Sargzwang

Aeternitas plädiert für die Abschaffung des bisher geltenden Sargzwangs. Es spricht nichts dagegen, im Rahmen einer zeitgemäßen Bestattungskultur die Bestattung im Leichentuch zuzulassen - nicht nur aus religiösen Gründen. Traditionen und Wertvorstellungen haben sich stets gewandelt und verändern sich weiter.

Derzeit müssen in allen Bundesländern Verstorbene in einem Sarg transportiert und bestattet werden. Allerdings sehen außer in Bayern, Sachsen und Sachsen-Anhalt die jeweiligen Landesbestattungsgesetze Ausnahmen vom Sargzwang vor. Damit kommt man insbesondere den Menschen entgegen, die aus religiösen oder weltanschaulichen Gründen eine Bestattung im Leichentuch bevorzugen. Dies betrifft etwa viele Muslime, von denen immer mehr in Deutschland bestattet werden.

Die Verfechter einer ausnahmslosen Sargpflicht berufen sich vor allem auf gewachsene Traditionen. Doch Traditionen und Wertvorstellungen haben sich stets gewandelt und verändern sich weiter. Was viele nicht wissen: Auch hierzulande war in manchen Gebieten noch bis ins 19. Jahrhundert eine sarglose Bestattung üblich. Darüber hinaus sollten sich die Gesetzgeber die Frage stellen: Was ginge verloren, wenn eine kleine Minderheit ihre Vorstellungen ausleben könnte, und wem würde dies schaden?

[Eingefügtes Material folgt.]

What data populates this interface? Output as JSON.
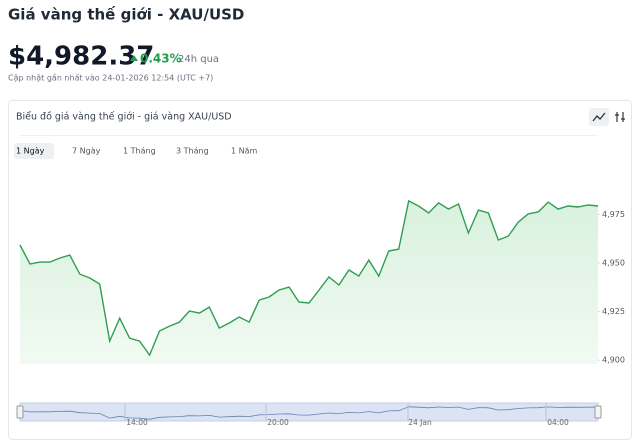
{
  "header": {
    "title": "Giá vàng thế giới - XAU/USD",
    "price": "$4,982.37",
    "change": "0.43%",
    "change_period": "24h qua",
    "updated": "Cập nhật gần nhất vào 24-01-2026 12:54 (UTC +7)"
  },
  "tabs": [
    "1 Ngày",
    "7 Ngày",
    "1 Tháng",
    "3 Tháng",
    "1 Năm"
  ],
  "navigator": {
    "labels": [
      "14:00",
      "20:00",
      "24 Jan",
      "04:00"
    ]
  },
  "chart_data": {
    "type": "line",
    "title": "Biểu đồ giá vàng thế giới - giá vàng XAU/USD",
    "color": "#2e9e4f",
    "values": [
      4959.3,
      4949.5,
      4950.5,
      4950.5,
      4952.6,
      4954.1,
      4944.3,
      4942.3,
      4939.2,
      4909.8,
      4921.6,
      4911.3,
      4909.8,
      4902.6,
      4915,
      4917.5,
      4919.6,
      4925.3,
      4924.2,
      4927.3,
      4916.5,
      4919.1,
      4922.2,
      4919.6,
      4930.9,
      4932.5,
      4936.1,
      4937.6,
      4929.9,
      4929.4,
      4936.1,
      4942.8,
      4938.7,
      4946.4,
      4943.3,
      4951.5,
      4943.3,
      4956.2,
      4957.2,
      4982,
      4979.4,
      4975.8,
      4981,
      4977.8,
      4980.4,
      4965.5,
      4977.3,
      4975.8,
      4961.9,
      4963.9,
      4971.1,
      4975.3,
      4976.3,
      4981.4,
      4977.8,
      4979.4,
      4978.9,
      4979.9,
      4979.4
    ],
    "ylim": [
      4898,
      5000
    ],
    "yticks": [
      {
        "value": 4900,
        "label": "4,900"
      },
      {
        "value": 4925,
        "label": "4,925"
      },
      {
        "value": 4950,
        "label": "4,950"
      },
      {
        "value": 4975,
        "label": "4,975"
      }
    ]
  }
}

Es ist darüber hinaus grundsätzlich nicht davon auszugehen, dass sich die Mehrheit auch ohne bestehende Pflicht sehr bald ohne Sarg bestatten ließe. Auch würde ja niemand gezwungen, auf den Sarg zu verzichten. Überdies ist die sarglose Beisetzung auch in Deutschland mittlerweile vielerorts Praxis, ohne dass dies – mit Ausnahme der anfänglichen Schwierigkeiten bei der praktischen Umsetzung – zu größeren Problemen geführt hätte.

Die Pflicht, einen Sarg zu verwenden, ist vor allem aus hygienischen Gründen entstanden. Dies ergibt beim Transport Verstorbener durchaus Sinn, weshalb hier der Sargzwang beibehalten werden kann. Allerdings könnte man auch über mehrfach verwendbare Transportsärge nachdenken. Für die Bestattung selbst könnte in vielen Fällen auf den Sarg verzichtet werden: Eine durchweg schlechtere Verwesung von Leichnamen ohne Sarg konnte bisher wissenschaftlich nicht nachgewiesen werden. Entscheidend sind im jeweiligen Einzelfall insbesondere die örtliche Bodenbeschaffenheit sowie die Kleidung des Verstorbenen.

Fragen der Menschen- und damit der Totenwürde berührt eine Abschaffung der Sargpflicht nicht, wenn eine Bestattung ohne Sarg aus religiösen Gründen oder auf Wunsch des Verstorbenen hin stattfindet. Gerade die Rücksichtnahme auf religiöse Vorstellungen bzw. das Umsetzen des Willens des Verstorbenen spiegeln einen würdigen Umgang mit den Verstorbenen wider.

Im Ergebnis sollte die Sargpflicht insgesamt für alle abgeschafft werden, nicht nur für Ausnahmefälle. Den Friedhofsträgern sollte weitergehend ermöglicht werden, sarglose Bestattungen immer dann zuzulassen, wenn sie dem Willen des Verstorbenen (bzw. seinen religiösen Überzeugungen) entsprechen. Die Berücksichtigung des Willens des Verstorbenen bietet darüber hinaus die Sicherheit, dass die Angehörigen bei der Bestattung nicht allein aus Kostengründen auf den Sarg verzichten. Ebenso wenig könnten Ordnungs- bzw. Sozialämter auf einer sarglosen Bestattung bestehen, wenn der entsprechende Wille nicht vorliegt.